3/4 cup large-diced dried figs, stems removed
3/4 cup dried cranberries
1/2 cup Calvados or brandy
4 tablespoons (1/2 stick) unsalted butter
1 1/2 cups diced onions (2 onions)
1 cup (1/2-inch-diced) celery (3 stalks)
3/4 pound pork sausage, casings removed (sweet and hot mixed)
1 1/2 tablespoons chopped fresh rosemary leaves
3 tablespoons pine nuts, toasted
3 cups herb-seasoned stuffing mix (recommended: Pepperidge Farm)
1 1/2 cups chicken stock, preferably homemade
1 extra-large egg, beaten
Kosher salt and freshly ground black pepper
1 whole (2 halves) turkey breast, boned and butterflied (5 pounds)
3 tablespoons unsalted butter, melted

Steps:

  • Place the dried figs and cranberries in a small saucepan and pour in the Calvados and 1/2 cup water. Bring the mixture to a boil over medium heat, then lower the heat and simmer for 2 minutes. Remove from the heat and set aside.

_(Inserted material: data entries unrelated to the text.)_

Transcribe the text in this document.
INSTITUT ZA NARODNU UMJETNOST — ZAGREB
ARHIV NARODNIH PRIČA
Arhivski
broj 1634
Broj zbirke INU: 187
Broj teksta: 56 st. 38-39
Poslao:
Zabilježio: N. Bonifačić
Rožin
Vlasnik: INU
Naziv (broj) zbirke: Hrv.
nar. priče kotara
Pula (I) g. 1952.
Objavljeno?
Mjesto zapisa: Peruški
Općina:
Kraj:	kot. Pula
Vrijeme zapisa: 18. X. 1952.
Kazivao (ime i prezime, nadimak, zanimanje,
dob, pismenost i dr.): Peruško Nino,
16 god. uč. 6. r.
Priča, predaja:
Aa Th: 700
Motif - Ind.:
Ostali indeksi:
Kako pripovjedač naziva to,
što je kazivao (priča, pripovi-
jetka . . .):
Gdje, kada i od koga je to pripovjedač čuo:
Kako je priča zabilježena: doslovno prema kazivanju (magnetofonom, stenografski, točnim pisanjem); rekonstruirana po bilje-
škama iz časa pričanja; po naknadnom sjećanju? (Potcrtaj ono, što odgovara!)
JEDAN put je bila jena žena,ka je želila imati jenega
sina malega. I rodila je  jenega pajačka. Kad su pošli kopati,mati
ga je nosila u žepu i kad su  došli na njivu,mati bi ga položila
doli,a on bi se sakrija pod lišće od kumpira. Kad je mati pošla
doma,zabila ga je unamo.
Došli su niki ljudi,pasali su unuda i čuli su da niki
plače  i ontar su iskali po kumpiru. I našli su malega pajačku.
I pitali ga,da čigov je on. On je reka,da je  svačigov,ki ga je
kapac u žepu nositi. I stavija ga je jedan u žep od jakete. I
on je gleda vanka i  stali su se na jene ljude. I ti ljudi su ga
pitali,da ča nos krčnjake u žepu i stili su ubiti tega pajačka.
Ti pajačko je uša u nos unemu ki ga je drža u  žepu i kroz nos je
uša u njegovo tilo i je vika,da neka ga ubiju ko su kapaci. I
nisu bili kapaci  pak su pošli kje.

  • Meanwhile, melt the butter in a large (12-inch) skillet over medium heat. Add the onions and celery and saute until softened, about 5 minutes. Add the sausage, crumbling it into small bits with a fork, and saute, stirring frequently, for 10 minutes, until cooked and browned. Add the figs and cranberries with the liquid, the chopped rosemary, and pine nuts, and cook for 2 more minutes. Scrape up the brown bits with a wooden spoon.
  • Place the stuffing mix in a large bowl. Add the sausage mixture, chicken stock, egg, 1 teaspoon salt, and 1/2 teaspoon pepper and stir well. (The stuffing may be prepared ahead and stored in the refrigerator overnight.)
  • Preheat the oven to 325 degrees F. Place a baking rack on a sheet pan.
  • Lay the butterflied turkey breast skin side down on a cutting board. Sprinkle the meat with 2 teaspoons salt and 1 teaspoon pepper. Spread the stuffing in a 1/2-inch-thick layer over the meat, leaving a half-inch border on all sides. Don't mound the stuffing or the turkey will be difficult to roll. (Place the leftover stuffing in a buttered gratin dish and bake for the last 45 minutes of roasting alongside the turkey.) Starting at 1 end, roll the turkey like a jelly roll and tuck in any stuffing that tries to escape on the sides. Tie the roast firmly with kitchen twine every 2 inches to make a compact cylinder.
  • Place the stuffed turkey breast seam side down on the rack on the sheet pan. Brush with the melted butter, sprinkle generously with salt and pepper, and roast for 1 3/4 to 2 hours, until an instant-read thermometer registers 150 degrees F in the center. (I test in a few places.) Cover the turkey with aluminum foil and allow it to rest at room temperature for 15 minutes. Carve 1/2-inch-thick slices and serve warm with the extra stuffing.